Van Kooten en De Bie hadden, goddank, geen sociologische of ideologische drijfveren. Ze waren de leukste, hadden het grootste talent en keken het scherpst om zich heen. ‘Televisiecolumnisten’ noemden ze zichzelf. Ze zorgden voor ‘opluchting bij gelijkgestemden’.
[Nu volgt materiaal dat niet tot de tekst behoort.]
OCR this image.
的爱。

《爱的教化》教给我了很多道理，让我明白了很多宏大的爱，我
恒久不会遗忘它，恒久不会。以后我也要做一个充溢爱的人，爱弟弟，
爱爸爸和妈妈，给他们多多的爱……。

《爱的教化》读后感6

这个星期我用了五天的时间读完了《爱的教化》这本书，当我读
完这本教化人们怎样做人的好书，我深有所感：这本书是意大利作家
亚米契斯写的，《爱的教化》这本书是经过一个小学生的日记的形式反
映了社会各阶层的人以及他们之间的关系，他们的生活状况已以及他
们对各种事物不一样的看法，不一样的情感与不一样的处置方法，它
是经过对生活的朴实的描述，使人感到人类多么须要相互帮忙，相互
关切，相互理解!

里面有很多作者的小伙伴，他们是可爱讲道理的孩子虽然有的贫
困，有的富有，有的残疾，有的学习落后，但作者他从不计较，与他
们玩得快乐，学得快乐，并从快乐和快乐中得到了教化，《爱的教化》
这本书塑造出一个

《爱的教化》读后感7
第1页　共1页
Moralistisch waren ze wel. De moderne mens was voor hen een welbespraakte zak vol hebzucht, liefdeloosheid en eigenwaan; wie te aardig, te traag of te goedgelovig was, legde het loodje. Ze hadden een hypergevoelige radar voor trends, maar noemden zich ’trendbestrijders’. Eigenlijk koesterden ze heimwee naar de tijd, waarin geluk nog heel gewoon was, de naoorlogse jaren van hun warme, beschermde jeugd. ‘Gezichten op het behang, maar niet echt van binnen bang’. Eenmaal volwassen hadden ze alle reden om op hun hoede te zijn. Niet in de laatste plaats, vonden ze, voor hun eigen ijdelheden.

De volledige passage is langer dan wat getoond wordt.